Ideally, I'm looking for something that will remove everything but comments, but the other way around would also be useful.
For instance, if there is a way to use camlp4/campl5/ppx to obtain OCaml comments (including non-OCamldoc comments defined with a single asterisk), I would like to know. I haven't had much success looking for comment nodes in Camlp4's AST (though I know it must exist, because there are even bugs related to the fact that Camlp4 modifies their placement).

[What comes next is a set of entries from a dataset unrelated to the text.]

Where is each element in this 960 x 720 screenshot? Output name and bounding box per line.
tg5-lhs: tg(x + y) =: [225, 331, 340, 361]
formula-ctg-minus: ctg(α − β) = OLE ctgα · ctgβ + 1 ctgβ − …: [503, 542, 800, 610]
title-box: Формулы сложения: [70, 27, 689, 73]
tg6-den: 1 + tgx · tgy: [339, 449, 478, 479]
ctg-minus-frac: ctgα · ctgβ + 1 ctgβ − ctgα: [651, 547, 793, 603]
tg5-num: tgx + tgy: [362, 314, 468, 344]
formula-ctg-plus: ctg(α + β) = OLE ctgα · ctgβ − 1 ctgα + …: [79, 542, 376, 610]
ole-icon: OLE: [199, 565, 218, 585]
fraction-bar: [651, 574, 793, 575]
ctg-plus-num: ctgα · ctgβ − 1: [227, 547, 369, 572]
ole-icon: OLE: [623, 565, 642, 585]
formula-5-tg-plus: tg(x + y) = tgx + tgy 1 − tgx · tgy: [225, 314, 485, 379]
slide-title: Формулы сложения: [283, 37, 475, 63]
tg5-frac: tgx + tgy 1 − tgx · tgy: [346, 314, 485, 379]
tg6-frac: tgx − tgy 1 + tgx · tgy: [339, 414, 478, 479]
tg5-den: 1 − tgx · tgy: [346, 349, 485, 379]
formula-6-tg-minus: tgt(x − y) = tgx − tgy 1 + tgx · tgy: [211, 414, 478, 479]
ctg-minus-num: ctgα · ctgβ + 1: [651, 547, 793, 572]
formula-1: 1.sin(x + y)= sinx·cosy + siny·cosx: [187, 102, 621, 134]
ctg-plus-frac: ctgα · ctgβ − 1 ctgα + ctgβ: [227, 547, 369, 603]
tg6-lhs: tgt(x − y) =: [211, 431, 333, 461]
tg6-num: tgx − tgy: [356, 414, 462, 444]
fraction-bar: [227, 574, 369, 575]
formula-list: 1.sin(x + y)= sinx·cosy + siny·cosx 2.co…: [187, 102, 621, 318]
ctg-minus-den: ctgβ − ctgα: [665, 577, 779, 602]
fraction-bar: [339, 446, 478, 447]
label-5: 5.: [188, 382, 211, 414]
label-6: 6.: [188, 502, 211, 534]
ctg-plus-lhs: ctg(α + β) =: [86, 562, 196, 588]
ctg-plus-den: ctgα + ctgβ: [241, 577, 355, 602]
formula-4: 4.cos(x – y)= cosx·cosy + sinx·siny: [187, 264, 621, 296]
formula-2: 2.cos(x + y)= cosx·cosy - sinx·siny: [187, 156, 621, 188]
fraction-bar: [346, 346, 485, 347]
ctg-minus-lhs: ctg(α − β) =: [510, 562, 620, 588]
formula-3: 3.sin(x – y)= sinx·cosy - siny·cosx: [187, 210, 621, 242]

Here's an example: in the following file:
(*** three asterisks *)
let f () =
Format.printf "end"
let () =
(* one asterisk (* nested comment *) *)
Printf.printf "hello world\n";
(** two asterisks *)
f();
()
I'd like to ideally obtain:
(*** three asterisks *)
(* one asterisk (* nested comment *) *)
(** two asterisks *)
The whitespace between them and the presence or absence of (* *)
are mostly irrelevant, but it should preserve comments of all kinds. My immediate purpose is to be able to filter it to a spell checker, but cleaning comments (i.e. having a filter that strips comments only) could also be useful: I could clean the comments and then use diff
to obtain what has been removed.
Well, there is now a lexer based on ocamlwc that strips everything but the comments in the code, called ocaml-comment-sieve. It is based on the simple lexer used in ocamlwc
.
However, this tool is GPL-licensed (because it is derived from ocamlwc
, which is GPL-licensed), so it cannot be posted here. Still, it does satisfy my requirements, so until someone suggests a better way, I'll consider it as an answer.